More

    Birst Exec on Final Days of Siebel Systems: It Wasn’t Pretty

    According to a former executive at Siebel Systems, the once-dominant CRM powerhouse was in severe disarray in the months leading up to its acquisition by Oracle in 2005, as it began to sink under its own bloated weight and a customer-be-damned product development strategy.

    In a recent interview, Brad Peters, who along with his colleague Paul Staelin spawned Siebel’s analytics business, painted a gloomy picture of a company that had been incentivized to laden its CRM product with superfluous features that made the software so complex that customers had to spend outrageous amounts of money in consulting fees just to be able to use it. So when Salesforce.com came along with a SaaS model that made CRM exponentially cheaper and easier to use, Siebel collapsed. Peters and Staelin embraced the model, and went on to found Birst, a San Francisco-based provider of business intelligence in the cloud.

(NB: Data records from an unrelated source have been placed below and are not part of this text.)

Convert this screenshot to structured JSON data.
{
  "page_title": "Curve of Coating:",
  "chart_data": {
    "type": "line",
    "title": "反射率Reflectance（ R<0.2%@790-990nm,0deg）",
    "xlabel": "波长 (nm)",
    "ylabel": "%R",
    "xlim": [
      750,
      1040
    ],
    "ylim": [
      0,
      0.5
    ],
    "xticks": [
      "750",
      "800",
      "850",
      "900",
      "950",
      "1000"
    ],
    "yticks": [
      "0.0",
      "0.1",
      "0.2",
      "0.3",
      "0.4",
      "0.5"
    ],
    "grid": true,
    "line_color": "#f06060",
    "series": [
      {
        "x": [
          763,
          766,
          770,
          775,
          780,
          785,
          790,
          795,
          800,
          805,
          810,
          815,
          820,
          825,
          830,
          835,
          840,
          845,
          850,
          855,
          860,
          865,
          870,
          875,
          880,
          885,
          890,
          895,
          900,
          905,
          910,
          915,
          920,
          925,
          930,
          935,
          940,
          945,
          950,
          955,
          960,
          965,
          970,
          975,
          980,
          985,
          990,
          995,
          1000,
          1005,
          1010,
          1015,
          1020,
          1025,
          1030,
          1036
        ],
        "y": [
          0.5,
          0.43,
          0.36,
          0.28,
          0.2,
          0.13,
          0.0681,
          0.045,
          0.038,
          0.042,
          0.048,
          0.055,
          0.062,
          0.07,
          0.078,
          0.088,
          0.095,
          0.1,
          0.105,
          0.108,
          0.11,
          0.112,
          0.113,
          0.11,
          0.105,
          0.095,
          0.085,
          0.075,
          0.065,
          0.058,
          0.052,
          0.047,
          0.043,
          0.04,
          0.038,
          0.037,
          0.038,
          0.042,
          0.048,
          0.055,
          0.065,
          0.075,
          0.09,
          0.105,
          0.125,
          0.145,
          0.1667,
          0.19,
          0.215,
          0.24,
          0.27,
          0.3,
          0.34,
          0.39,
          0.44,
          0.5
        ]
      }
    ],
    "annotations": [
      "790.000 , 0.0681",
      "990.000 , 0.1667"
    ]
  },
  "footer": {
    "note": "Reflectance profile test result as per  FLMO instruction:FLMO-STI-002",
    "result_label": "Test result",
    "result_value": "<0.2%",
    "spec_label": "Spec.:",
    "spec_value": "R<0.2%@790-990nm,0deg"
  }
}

    Siebel’s ultimate failure, Peters explained, had its roots in the client/server revolution that began in 1995:

    By 2005, these applications were huge, and the whole model for enterprise software development was really about creating the most complex thing possible so that you could tick off a bunch of features that you said you did. Whether or not anybody who actually used them enjoyed doing that, or whether or not this thing was actually able to be installed, was beside the point—we didn’t care. So we had these giant things, that if you had an army of people to install it and configure it, and you didn’t mind inflicting massive amounts of pain on your end users in the organization, it more or less did what it was supposed to do—which was great, because you couldn’t do anything before.

    Siebel thrived under that model for years—until the disruptive SaaS model emerged. As Peters explained it:

    Salesforce came in, along with RightNow and Concur and Taleo and all of the SaaS guys, and said, “You know, no one likes installing these things. These things are horrible from an end-user perspective. What if we were able to preview all of that for you? What if we built into the software not just the features and functions, but also the deployment of the application and usability? So we get measured by whether people use it, and you don’t have to install it. We will take responsibility for the management and upkeep of this thing.” At Siebel, we had incentives to include all sorts of crazy, hairy features, because we weren’t responsible for installing it and making it work, or teaching people how to use it. It was somebody else’s problem. In the SaaS model, that became the problem of the software provider, and when you think about the problem in that respect, you design things very differently. In the early days, Salesforce had a very small feature footprint compared to Siebel, and Siebel didn’t even know them. And then all of a sudden, out of nowhere, by 2003, 2004, they were everywhere. It was very difficult for Siebel to argue that you really needed all of those features, when Salesforce was so dramatically easier to deploy and install. You were stupid to go with Siebel when you could go with something like Salesforce. They completely disrupted the delivery model for CRM software—as Workday is doing for HR, as NetSuite is doing for ERP, these are just much, much simpler alternatives. The vendors’ engineers are actually thinking about engineering into the product how you consume it.

    Peters said he and Staelin saw the writing on the wall—their analytics business within Siebel was growing, but the CRM business was sinking fast. They left Siebel several months before the Oracle acquisition:

    The core CRM products were just degenerating—you could see every quarter that Salesforce and all these other guys were just eating our lunch. It was not a fun place to be. It was still a CRM company, so even though analytics was doing well, the core management at Siebel didn’t really get what we did, so we had a ceiling above us. Oracle, to its credit, understood the product better than Siebel did.